Whereupon the grieving Malvinia lost all restraint, and burst into angry wailing tears, and would have raked her nails across her burning cheeks had not her lover seized her wrists, to subdue her.

“Oh, cruel—cruel—cruel—and heartless!” she wept, with as much passion as if her tears, and her sorrow, were naught but artifice.

So Malvinia Morloch and Orlando Vandenhoffen quarreled, and the hotel room resounded with their high outraged voices, and many an innocent object was thrown to the floor, including vases filled with long-stemmed roses, and crystal decanters filled with wine, and the “fripperies” of Malvinia's numerous admirers. They quarreled; and were reconciled; and quarreled again, more violently; and were again reconciled. There were complaints to the management of the hotel, and lavish tips from Vandenhoffen, by way of apology. There were late-night suppers at Delmonico's, for Malvinia, who was toasted by everyone at the table, and drank rather too much, and would have crawled onto her lover's lap to sleep, like a babe, had he not pushed her, laughing, away. “Ah, but do you love me?” she murmured. “You don't! You don't love me!”—sinking back against the burnt-leather cushions, her half-dozen sapphires licentiously glinting in her hair.

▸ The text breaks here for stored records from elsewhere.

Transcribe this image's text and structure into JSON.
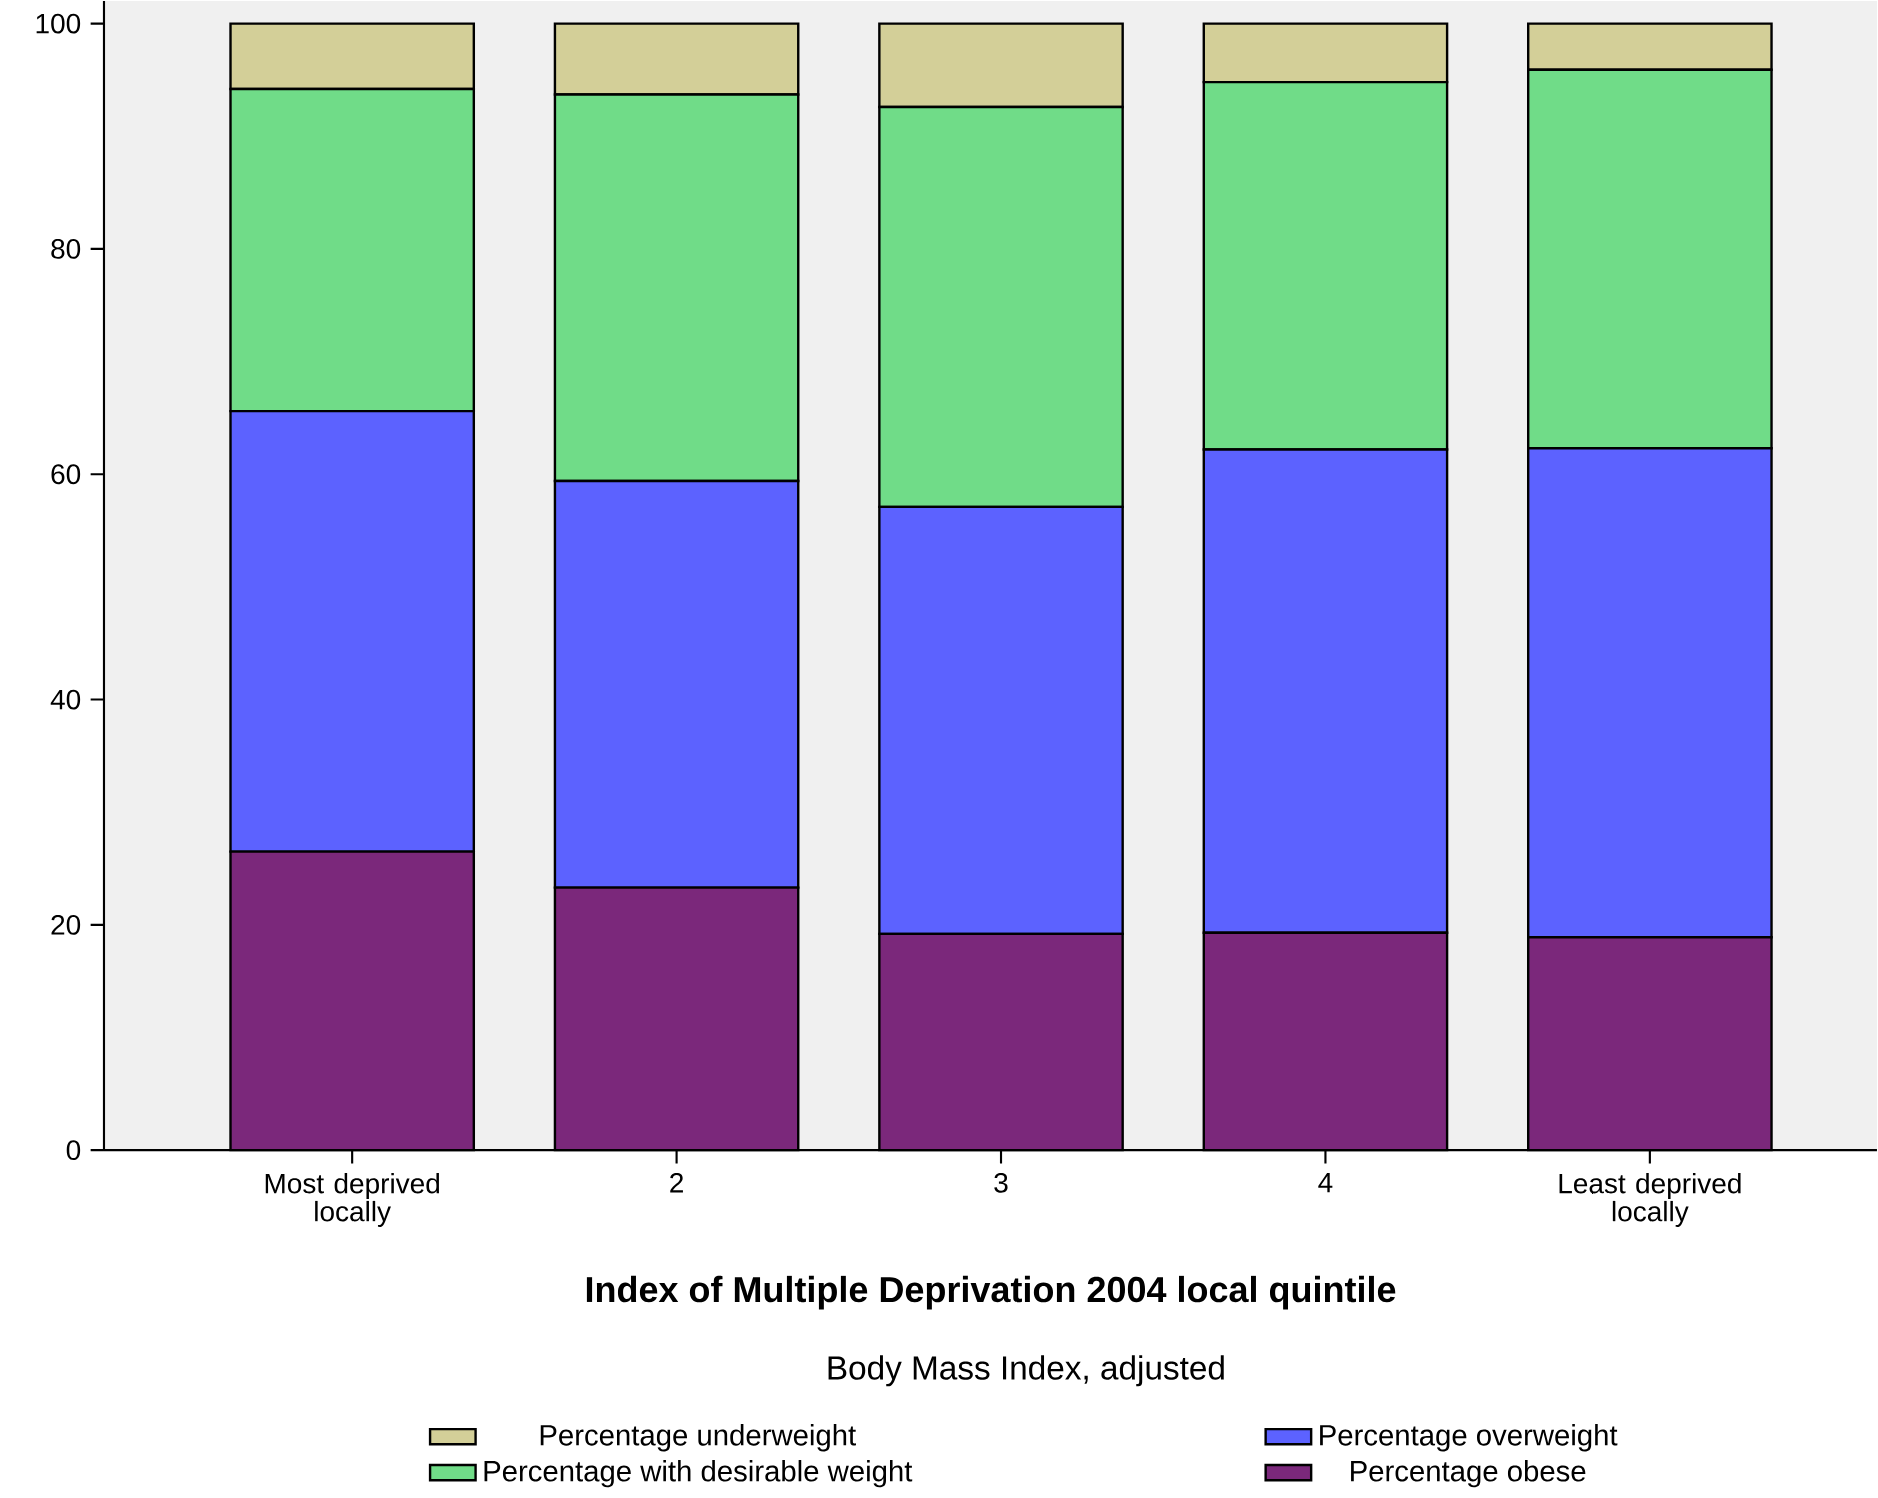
{
  "chart_data": {
    "type": "bar",
    "stacked": true,
    "xlabel": "Index of Multiple Deprivation 2004 local quintile",
    "legend_title": "Body Mass Index, adjusted",
    "categories": [
      "Most deprived locally",
      "2",
      "3",
      "4",
      "Least deprived locally"
    ],
    "series": [
      {
        "name": "Percentage obese",
        "color": "#7b287b",
        "values": [
          26.5,
          23.3,
          19.2,
          19.3,
          18.9
        ]
      },
      {
        "name": "Percentage overweight",
        "color": "#5c62ff",
        "values": [
          39.1,
          36.1,
          37.9,
          42.9,
          43.4
        ]
      },
      {
        "name": "Percentage with desirable weight",
        "color": "#70dc88",
        "values": [
          28.6,
          34.3,
          35.5,
          32.6,
          33.6
        ]
      },
      {
        "name": "Percentage underweight",
        "color": "#d3cf98",
        "values": [
          5.8,
          6.3,
          7.4,
          5.2,
          4.1
        ]
      }
    ],
    "ylim": [
      0,
      102
    ],
    "yticks": [
      0,
      20,
      40,
      60,
      80,
      100
    ],
    "legend": "bottom",
    "grid": false
  }
}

Malvinia was cast as Pauline in
The Lady of Lyons,
but Vandenhoffen insisted that she accompany him to the West Coast, where he was touring in
The Two Orphans
(an unfailing favorite, in which Vandenhoffen played a knife-throwing villain, earnestly hissed by his audiences—the misfortune being that there was no suitable role for Miss Morloch). She acquiesced, but greatly resented her idleness, with the result that the lovers quarreled more frequently than before, and were actually evicted from their lavish quarters in the great Palace Hotel; whereupon they moved, with great pomp and ceremony, to the rival Baldwin—which boasted the longest bar in San Francisco, a billiard room exclusively for women, one hundred twenty-five miles of electric wiring, and interior woodwork of mahogany, East India teak, rosewood, ebony, and primavera from Mexico.

At the close of Vandenhoffen's run they returned to New York City, to a suite at the St. Regis, and rumors circulated that they were soon to be wed: or were wed already. (“But hasn't Orlando a wife and children stuck away somewhere in Europe?” it was asked.) Despite their troublesome reputations, the manager of the Fanshawe troupe was persuaded to cast them together in a revival of
Richard III,
in which Vandenhoffen repeated an old reliable success, as the sinister hunchback king,
loathed
and yet
adored
by his audience; and Malvinia Morloch established a somewhat lesser, but still significant, success as Anne, the widow courted by Richard in the very presence of her husband's corpse!

On many an evening the lovers quarreled backstage, and brought their white-hot nerves behind the footlights with them, so that the theater thrilled with their undisguised passion—whether love, or intense hatred—for each other. Richard was a diabolical villain, Anne a trapped victim, his equal in venom:

ANNE:
Thou wast the cause, and most accurs'd effect.

GLOU:
Your beauty was the cause of that effect—

Your beauty, that did haunt me in my sleep

To undertake the death of all the world,

So I might live one hour in your sweet bosom.

ANNE:
If I thought that, I tell thee, homicide.